Ce n’est pas une expérience agréable ou aisée. L’écrivain nous pousse à des limites. Et si on peut ne pas partager tout ce qu’il dit sur le plan politique ou idéologique, il faut l’entendre, réaliser combien ce geste est important et fort. Car Riboulet, dans ce dernier texte, s’il reprend et rassemble d’une manière très condensée ce qu’il dit depuis vingt ans, s’il rappelle l’injonction politique qui hante l’écriture, si le récit concentre cette écriture très particulière que Gwenaëlle Aubry qualifie de « longue et nerveuse, architecturée et pulsatile », propose une expérience esthétique particulière, comme le rappellent la douzaine d’écrivains et d’intellectuels qui participent au volume Compagnies de Mathieu Riboulet par des textes personnels sur son œuvre. Si l’ensemble du volume a peiné à nous convaincre, on notera plusieurs interventions remarquables – outre celle de Gwenaëlle Aubry, celles de Jean-Louis Comolli, de Paul Audi ou de Jean-Claude Milner.

Faire tout passer par le corps : un corps politique, un corps sexué, un corps qui habite la langue, qui devient la langue même.

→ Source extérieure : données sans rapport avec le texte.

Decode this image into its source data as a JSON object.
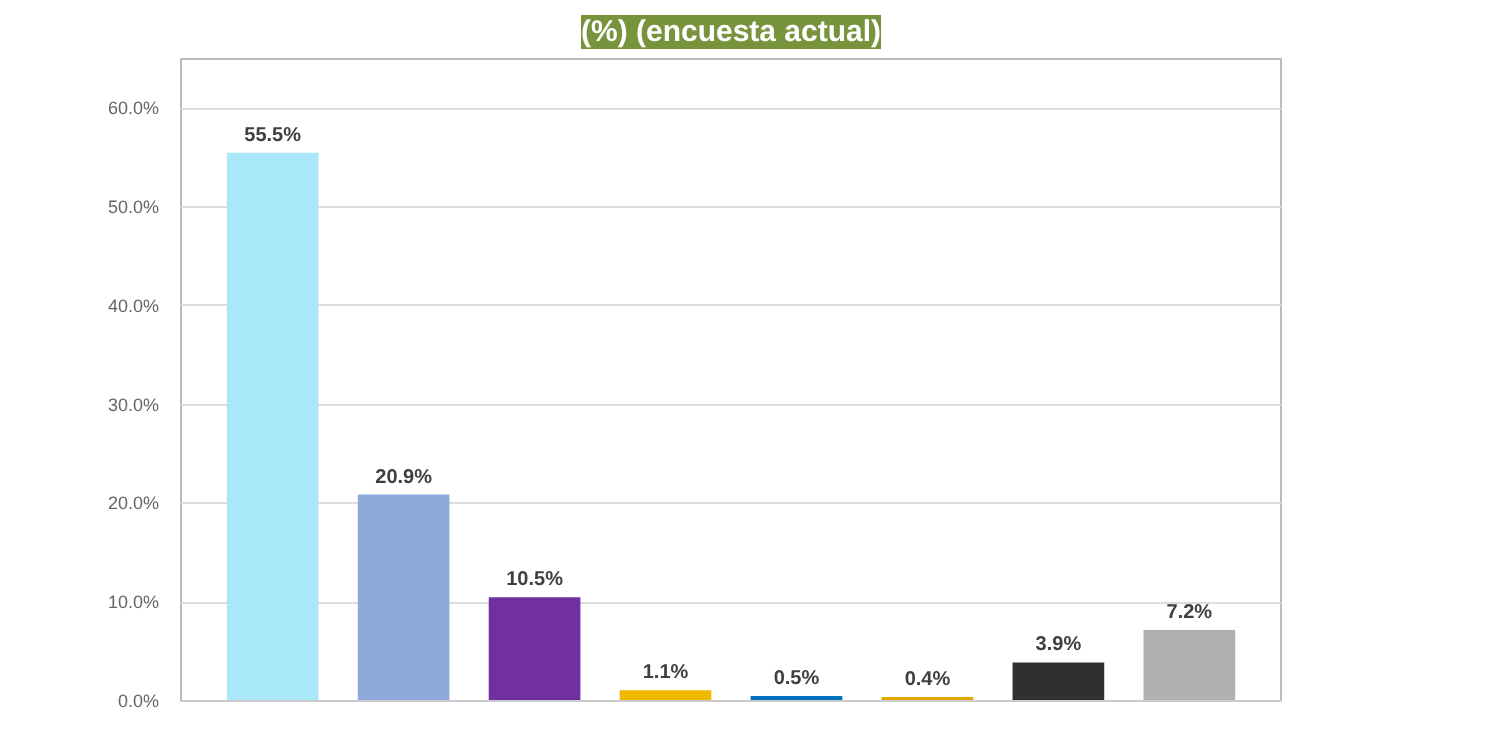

Un corps tellement présent qu’il figure l’absence, le vide. Riboulet ne conçoit qu’une littérature ouverte, traversée comme un corps. S’il propose une combinaison entre la fiction, l’autobiographie, la pornographie et le politique, il conçoit la littérature et la langue comme un espace de résolution possible de nos contradictions, une manière de nous considérer avec lucidité. Son dernier livre exprime à la fois la certitude de la disparition et la nécessité de refuser l’univocité d’un regard sur le monde. Il offre, avec douleur, à la fraternité une possibilité d’advenir malgré nos effrois. On acceptera ou pas ses interprétations, les congruences qu’il perçoit dans notre histoire récente, on en reconnaîtra ou pas la pertinence ou la logique pulsionnelle compliquée, mais, pour le moins, on entendra, espérons-le, dans ce texte dense une nécessité de reconnaître la force politique de la littérature.